- Conservation status: Least Concern (IUCN 3.1)

Scientific classification
- Kingdom: Animalia
- Phylum: Chordata
- Class: Amphibia
- Order: Anura
- Family: Arthroleptidae
- Genus: Arthroleptis
- Species: A. stenodactylus
- Binomial name: Arthroleptis stenodactylus Pfeffer, 1893
- Synonyms: Arthroleptis whytii Boulenger, 1897 ; Arthroleptis lönnbergi Nieden, 1915 ; Arthroleptis lonnbergi Nieden, 1915 ; Arthroleptis methneri Ahl, 1924 ; Arthroleptis stenodactylus uluguruensis Loveridge, 1932 ; Arthroleptis vagus Ahl, 1939 "1938" ; Arthroleptis ukamiensis Ahl, 1939 "1938" ; Coracodichus stenodactylus (Pfeffer, 1893) ;

= Common squeaker =

- Authority: Pfeffer, 1893
- Conservation status: LC

Species of frog

Arthroleptis stenodactylus, the common squeaker, dune squeaker, narrow-footed humus frog, savanna squeaking frog, or shovel-footed squeaker, is a species of frog in the family Arthroleptidae. It occurs widely in the Sub-Saharan Africa and is known from coastal Kenya and eastern and southern Tanzania (including Zanzibar), south to Malawi and Mozambique and southwest to Zambia and southern Democratic Republic of the Congo to western Angola, northern Botswana, Zimbabwe, and northeastern South Africa. An isolated population in Uganda likely represent another species, and it is possible that the current species circumscription includes further cryptic species.
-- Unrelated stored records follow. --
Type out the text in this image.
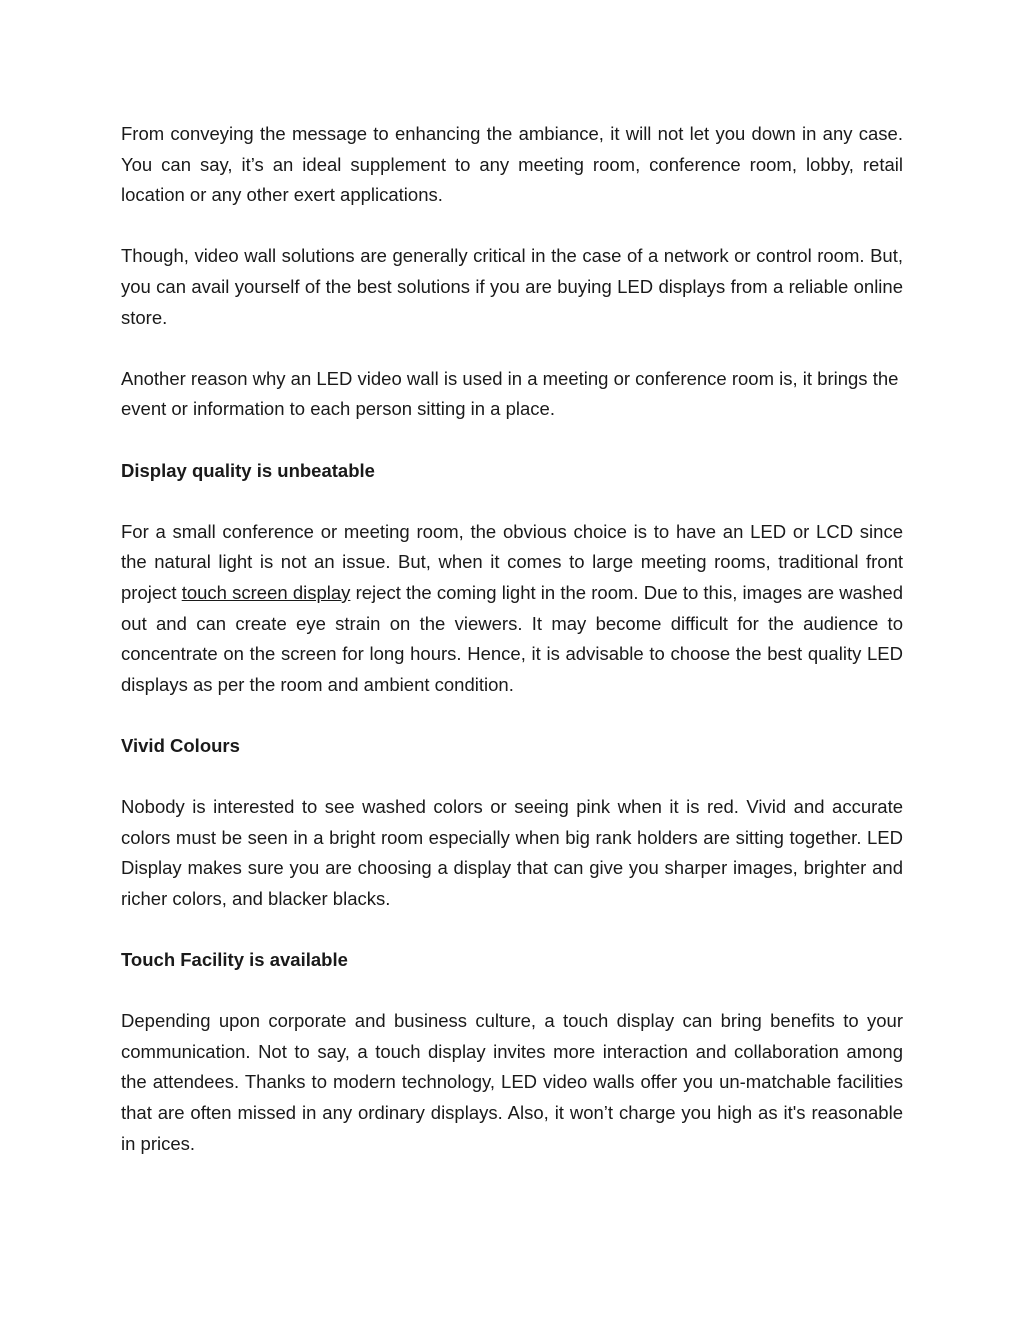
From conveying the message to enhancing the ambiance, it will not let you down in any case. You can say, it’s an ideal supplement to any meeting room, conference room, lobby, retail location or any other exert applications.

Though, video wall solutions are generally critical in the case of a network or control room. But, you can avail yourself of the best solutions if you are buying LED displays from a reliable online store.

Another reason why an LED video wall is used in a meeting or conference room is, it brings the event or information to each person sitting in a place.

Display quality is unbeatable

For a small conference or meeting room, the obvious choice is to have an LED or LCD since the natural light is not an issue. But, when it comes to large meeting rooms, traditional front project touch screen display reject the coming light in the room. Due to this, images are washed out and can create eye strain on the viewers. It may become difficult for the audience to concentrate on the screen for long hours. Hence, it is advisable to choose the best quality LED displays as per the room and ambient condition.

Vivid Colours

Nobody is interested to see washed colors or seeing pink when it is red. Vivid and accurate colors must be seen in a bright room especially when big rank holders are sitting together. LED Display makes sure you are choosing a display that can give you sharper images, brighter and richer colors, and blacker blacks.

Touch Facility is available

Depending upon corporate and business culture, a touch display can bring benefits to your communication. Not to say, a touch display invites more interaction and collaboration among the attendees. Thanks to modern technology, LED video walls offer you un-matchable facilities that are often missed in any ordinary displays. Also, it won’t charge you high as it's reasonable in prices.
Arthroleptis stenodactylus inhabits a very wide variety of habitats such as forest, savanna woodland, thickets, and suburban areas at elevations up to 1500 m above sea level, possibly higher. It is typically found in leaf litter. Breeding is through direct development and not dependent on water. The eggs are laid in hollows or burrows in damp earth. It is an abundant species that is not facing significant threats.